Targeted Maximum Likelihood Estimation and Ensemble Learning for Community-Level Data and Healthcare Claims Data
This dissertation discusses the Targeted maximum Likelihood Estimation (TMLE) and ensemble learning for community-level data and healthcare claims data, along with the conduct of simulation studies and practical examples for causal inference research in medical data. Specifically, we resolve two common questions: how to estimate the community-based causal effect of community-level stochastic interventions, and how to take advantage of data-adaptive ensemble learning to problems of estimation in public health data.
Chapter 1 begins by reviewing the targeted maximum likelihood estimation (TMLE). We also provide a more detailed summary to each of the rest of the chapters.

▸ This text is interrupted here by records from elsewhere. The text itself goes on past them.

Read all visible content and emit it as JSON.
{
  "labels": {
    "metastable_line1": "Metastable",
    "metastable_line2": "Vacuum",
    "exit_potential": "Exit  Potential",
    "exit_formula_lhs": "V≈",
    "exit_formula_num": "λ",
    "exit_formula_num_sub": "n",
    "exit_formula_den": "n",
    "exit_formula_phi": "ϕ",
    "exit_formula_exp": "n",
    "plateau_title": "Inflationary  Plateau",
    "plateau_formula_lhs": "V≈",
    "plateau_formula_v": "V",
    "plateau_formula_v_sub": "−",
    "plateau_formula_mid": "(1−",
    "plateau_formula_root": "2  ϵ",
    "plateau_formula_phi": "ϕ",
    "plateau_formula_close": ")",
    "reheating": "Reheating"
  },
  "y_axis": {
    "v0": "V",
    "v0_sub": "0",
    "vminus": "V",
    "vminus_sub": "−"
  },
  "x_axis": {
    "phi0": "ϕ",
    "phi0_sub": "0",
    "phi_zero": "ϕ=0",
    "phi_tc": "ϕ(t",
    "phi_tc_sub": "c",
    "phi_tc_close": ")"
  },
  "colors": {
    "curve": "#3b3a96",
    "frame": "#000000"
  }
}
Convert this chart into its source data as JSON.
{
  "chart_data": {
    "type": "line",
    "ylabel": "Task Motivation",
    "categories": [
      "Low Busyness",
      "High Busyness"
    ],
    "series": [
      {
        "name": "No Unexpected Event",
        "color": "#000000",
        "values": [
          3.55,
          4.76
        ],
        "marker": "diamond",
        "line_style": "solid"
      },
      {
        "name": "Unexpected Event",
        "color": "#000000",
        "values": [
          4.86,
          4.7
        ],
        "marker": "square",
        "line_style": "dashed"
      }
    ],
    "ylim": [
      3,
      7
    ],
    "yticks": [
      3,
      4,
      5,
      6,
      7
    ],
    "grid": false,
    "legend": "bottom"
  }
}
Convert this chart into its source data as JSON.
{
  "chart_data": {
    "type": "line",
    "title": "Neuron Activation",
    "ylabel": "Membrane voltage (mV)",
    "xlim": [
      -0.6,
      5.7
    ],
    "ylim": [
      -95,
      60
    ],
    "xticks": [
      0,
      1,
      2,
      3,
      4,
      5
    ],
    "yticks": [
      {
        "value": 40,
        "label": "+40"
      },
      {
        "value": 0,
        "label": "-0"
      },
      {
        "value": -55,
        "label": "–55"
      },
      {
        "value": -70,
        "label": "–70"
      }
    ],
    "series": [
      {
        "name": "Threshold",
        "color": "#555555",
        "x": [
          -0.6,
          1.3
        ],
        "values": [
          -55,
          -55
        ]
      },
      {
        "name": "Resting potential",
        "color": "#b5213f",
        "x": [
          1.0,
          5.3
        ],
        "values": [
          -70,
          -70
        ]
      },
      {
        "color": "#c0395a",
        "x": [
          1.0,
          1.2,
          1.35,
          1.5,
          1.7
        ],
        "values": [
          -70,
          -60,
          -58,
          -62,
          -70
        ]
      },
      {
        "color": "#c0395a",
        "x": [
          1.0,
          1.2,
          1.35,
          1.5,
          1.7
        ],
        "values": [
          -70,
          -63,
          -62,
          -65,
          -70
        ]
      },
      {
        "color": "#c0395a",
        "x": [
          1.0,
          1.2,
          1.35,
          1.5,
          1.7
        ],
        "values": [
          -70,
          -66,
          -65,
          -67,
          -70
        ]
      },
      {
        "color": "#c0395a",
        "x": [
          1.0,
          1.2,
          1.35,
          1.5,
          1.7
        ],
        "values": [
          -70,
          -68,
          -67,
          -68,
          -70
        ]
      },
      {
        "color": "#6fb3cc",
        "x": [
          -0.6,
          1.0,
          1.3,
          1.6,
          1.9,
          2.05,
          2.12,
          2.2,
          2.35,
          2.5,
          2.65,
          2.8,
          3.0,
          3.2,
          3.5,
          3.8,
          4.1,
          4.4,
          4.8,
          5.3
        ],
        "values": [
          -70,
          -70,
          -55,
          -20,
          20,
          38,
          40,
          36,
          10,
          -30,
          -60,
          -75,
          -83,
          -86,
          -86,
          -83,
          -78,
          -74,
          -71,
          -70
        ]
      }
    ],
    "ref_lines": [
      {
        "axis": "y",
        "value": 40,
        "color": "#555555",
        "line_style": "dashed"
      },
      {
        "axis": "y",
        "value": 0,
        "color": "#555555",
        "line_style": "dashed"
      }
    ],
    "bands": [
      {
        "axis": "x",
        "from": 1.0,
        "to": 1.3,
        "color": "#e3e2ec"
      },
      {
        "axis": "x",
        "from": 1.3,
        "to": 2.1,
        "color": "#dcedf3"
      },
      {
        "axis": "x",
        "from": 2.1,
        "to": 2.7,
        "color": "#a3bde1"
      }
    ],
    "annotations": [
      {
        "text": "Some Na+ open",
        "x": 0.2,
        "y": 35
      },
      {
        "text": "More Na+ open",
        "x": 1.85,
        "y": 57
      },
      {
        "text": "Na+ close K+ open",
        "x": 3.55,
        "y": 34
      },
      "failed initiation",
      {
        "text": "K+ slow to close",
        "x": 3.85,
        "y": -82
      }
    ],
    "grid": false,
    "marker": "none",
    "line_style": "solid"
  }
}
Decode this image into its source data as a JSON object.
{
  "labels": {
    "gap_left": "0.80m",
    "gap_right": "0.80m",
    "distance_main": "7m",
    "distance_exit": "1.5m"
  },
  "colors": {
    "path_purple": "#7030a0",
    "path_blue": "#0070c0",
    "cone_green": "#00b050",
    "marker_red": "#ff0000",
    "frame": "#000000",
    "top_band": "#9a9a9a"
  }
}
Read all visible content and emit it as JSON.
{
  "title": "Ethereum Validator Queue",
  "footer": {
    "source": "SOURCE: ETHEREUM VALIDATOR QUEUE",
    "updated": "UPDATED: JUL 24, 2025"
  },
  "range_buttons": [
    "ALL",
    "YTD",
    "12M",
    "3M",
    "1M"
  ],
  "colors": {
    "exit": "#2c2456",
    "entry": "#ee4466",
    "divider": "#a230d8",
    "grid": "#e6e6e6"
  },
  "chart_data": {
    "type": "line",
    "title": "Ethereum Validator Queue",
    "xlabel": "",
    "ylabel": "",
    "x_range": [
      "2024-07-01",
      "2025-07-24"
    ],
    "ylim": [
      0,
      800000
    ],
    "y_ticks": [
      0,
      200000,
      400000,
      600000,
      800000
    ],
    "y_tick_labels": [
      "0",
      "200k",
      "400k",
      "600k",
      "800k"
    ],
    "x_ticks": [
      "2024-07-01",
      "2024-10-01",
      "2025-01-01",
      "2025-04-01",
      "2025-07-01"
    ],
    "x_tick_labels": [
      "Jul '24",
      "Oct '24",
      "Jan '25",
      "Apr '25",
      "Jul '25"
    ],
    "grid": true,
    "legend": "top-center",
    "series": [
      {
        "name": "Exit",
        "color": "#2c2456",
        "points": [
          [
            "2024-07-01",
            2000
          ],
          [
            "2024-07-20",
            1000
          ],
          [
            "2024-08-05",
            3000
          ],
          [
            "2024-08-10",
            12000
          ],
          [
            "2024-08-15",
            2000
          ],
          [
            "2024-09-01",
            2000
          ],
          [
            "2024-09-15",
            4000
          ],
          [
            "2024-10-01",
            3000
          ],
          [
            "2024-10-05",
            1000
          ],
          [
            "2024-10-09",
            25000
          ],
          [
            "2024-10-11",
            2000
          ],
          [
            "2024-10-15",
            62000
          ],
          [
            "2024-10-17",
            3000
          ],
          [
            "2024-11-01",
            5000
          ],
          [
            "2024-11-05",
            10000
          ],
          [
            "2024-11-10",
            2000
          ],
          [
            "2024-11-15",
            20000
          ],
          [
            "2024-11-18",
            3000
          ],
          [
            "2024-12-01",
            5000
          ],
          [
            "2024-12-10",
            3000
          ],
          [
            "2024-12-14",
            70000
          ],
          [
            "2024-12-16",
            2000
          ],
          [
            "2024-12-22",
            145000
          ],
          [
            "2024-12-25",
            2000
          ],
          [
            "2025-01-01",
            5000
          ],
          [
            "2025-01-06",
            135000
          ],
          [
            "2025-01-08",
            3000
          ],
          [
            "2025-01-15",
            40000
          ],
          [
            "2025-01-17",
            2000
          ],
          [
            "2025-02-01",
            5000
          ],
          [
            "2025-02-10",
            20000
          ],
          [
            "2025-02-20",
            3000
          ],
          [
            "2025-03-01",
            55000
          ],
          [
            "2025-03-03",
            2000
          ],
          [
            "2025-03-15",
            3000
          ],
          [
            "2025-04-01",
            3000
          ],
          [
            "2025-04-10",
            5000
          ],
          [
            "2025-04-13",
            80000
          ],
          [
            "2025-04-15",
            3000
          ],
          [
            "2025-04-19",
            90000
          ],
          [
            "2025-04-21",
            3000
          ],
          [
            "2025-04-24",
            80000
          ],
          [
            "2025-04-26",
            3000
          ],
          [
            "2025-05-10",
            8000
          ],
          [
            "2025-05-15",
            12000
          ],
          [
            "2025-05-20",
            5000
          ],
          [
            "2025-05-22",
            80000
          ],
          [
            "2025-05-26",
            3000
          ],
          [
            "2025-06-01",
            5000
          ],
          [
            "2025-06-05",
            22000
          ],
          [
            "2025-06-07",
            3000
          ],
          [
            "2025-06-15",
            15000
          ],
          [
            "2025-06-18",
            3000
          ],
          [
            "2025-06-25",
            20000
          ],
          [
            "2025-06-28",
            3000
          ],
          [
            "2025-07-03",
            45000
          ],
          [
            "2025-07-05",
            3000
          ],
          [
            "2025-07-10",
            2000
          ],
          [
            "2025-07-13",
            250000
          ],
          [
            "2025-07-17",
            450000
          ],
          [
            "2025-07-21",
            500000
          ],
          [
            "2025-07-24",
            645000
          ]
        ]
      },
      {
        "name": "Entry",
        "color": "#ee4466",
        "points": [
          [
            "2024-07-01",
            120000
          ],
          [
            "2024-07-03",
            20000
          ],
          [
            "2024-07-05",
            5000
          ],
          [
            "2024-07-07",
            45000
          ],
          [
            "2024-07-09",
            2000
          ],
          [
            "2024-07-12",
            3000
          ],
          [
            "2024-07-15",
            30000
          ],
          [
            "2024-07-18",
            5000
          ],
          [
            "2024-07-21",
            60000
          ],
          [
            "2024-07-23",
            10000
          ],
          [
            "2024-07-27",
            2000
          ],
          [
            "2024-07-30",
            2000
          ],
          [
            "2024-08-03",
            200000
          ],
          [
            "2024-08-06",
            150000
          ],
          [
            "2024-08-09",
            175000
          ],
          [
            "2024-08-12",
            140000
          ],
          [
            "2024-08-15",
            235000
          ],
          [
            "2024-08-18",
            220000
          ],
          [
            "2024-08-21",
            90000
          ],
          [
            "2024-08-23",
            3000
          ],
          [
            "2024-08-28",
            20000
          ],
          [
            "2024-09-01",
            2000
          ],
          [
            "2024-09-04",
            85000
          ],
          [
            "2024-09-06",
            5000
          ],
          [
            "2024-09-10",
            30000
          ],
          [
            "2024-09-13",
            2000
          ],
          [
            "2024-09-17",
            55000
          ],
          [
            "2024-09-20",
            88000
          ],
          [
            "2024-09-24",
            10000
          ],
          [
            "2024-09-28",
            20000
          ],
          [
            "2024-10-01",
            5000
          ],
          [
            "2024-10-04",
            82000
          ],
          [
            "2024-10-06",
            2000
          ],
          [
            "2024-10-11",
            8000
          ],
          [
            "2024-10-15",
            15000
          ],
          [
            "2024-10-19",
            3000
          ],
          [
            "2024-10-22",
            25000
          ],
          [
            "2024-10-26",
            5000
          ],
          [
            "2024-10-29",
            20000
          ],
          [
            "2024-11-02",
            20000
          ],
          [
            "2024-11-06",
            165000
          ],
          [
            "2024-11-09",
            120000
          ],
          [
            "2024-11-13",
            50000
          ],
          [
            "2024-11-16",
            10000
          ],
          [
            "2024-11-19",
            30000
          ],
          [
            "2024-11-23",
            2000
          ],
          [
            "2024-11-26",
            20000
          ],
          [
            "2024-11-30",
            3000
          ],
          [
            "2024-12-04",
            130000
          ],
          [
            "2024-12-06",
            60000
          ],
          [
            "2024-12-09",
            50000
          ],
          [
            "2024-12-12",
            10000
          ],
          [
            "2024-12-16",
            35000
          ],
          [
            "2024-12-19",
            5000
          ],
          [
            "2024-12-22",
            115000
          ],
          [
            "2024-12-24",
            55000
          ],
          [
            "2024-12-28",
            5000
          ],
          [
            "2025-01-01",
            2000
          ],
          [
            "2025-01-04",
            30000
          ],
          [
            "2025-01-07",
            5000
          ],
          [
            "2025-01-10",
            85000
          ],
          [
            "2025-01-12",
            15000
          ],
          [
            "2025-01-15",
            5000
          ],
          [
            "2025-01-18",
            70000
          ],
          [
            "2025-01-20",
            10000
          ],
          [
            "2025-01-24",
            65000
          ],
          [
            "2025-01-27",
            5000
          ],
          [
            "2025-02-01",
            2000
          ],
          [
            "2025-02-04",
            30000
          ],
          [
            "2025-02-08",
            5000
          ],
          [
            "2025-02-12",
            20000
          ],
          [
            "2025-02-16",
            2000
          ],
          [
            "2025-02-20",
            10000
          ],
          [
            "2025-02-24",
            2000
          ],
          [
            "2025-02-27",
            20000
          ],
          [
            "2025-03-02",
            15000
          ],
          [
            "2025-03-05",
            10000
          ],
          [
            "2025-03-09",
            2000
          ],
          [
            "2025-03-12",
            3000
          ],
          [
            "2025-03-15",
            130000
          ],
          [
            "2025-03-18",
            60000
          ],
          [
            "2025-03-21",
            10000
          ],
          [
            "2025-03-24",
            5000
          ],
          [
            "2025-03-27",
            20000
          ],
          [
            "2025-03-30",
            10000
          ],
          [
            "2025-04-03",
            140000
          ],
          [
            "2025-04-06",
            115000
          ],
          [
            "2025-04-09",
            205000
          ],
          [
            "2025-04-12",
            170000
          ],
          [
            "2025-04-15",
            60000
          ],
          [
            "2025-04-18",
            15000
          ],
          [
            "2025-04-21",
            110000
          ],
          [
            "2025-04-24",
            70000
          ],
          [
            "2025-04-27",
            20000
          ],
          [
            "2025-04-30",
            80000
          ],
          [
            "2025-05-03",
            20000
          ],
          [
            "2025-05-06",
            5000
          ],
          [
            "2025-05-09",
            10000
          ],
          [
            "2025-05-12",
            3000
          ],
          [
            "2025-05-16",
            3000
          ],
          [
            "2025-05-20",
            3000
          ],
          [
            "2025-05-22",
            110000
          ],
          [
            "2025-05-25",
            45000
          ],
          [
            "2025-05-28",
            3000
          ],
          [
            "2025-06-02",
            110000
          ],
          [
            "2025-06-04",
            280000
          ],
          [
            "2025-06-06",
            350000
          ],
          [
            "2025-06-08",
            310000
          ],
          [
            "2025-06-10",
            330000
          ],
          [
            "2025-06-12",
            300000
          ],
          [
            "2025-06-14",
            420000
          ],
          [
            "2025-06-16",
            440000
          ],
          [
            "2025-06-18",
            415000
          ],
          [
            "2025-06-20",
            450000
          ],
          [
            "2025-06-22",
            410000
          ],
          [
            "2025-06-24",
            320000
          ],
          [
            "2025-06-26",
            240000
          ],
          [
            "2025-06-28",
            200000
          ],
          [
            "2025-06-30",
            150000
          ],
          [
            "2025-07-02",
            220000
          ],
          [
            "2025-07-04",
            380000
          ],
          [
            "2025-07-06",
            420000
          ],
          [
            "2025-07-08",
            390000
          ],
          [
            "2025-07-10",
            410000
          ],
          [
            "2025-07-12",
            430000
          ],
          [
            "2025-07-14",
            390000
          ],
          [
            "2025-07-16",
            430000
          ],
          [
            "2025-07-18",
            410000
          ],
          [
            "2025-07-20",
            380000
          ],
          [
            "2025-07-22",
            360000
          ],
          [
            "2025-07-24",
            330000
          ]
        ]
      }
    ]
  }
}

Chapter 2 studies the framework for target maximum likelihood estimation and statistical inference for the causal effects of community-level treatments on individual-level outcomes where the outcomes could be correlated because of the interactions among individuals from the same communities and the shared community-level covariates. This chapter presents a new solution that considers the case in which the treatment mechanism may cause stochastically assigned exposures and the corresponding causal parameter may require a more easily achievable positivity assumption. Given two different structural equation models, we develop two semi-parametric efficient TMLEs for the estimation of such a community-based causal effect. The proposed TMLEs have several crucial advantages. First, both TMLEs can make use of individual level data in the hierarchical setting, and potentially reduce finite sample bias and improve estimator efficiency. Second, the stochastic intervention framework provides a natural way for defining and estimating casual effects where the exposure variables are continuous or discrete with multiple levels, or even cannot be directly intervened on. Also, the positivity assumption needed for our proposed causal parameters can be weaker than the version of positivity required for other casual parameters.
Chapter 3 builds on the work described in Chapter 2 and presents an open-source software tool for implementing TMLE of the average causal effect of community-level intervention(s) at a single time point. This software supports a wide variety of TMLE implementations. For example, the package supports univariate or multivariate arbitrary (i.e., static, dynamic or stochastic) interventions with a binary or continuous outcome. It also allows users to use either weighted intercept-based TMLE or unweighted covariate-based TMLE.
In Chapter 4, we propose a new ensemble approach to gain a better understanding of the natural history of nonalcoholic steatohepatitis (NASH). Super Learner (SL) is an ensemble method that uses V-folds cross-validation to build the optimal weighted combination of the predicted values from a library of user-specified prediction algorithms. Because data-adaptive methods are allowed in a SL library, SL can be used to avoid unrealistic parametric assumptions without overfitting the data in practice. This proposed AUC-maximizing ensemble approach couples each prediction model with a comprehensive feature selection algorithm, including Bayesian risk ratio method, column sparsity based regularization, and L1 regularization.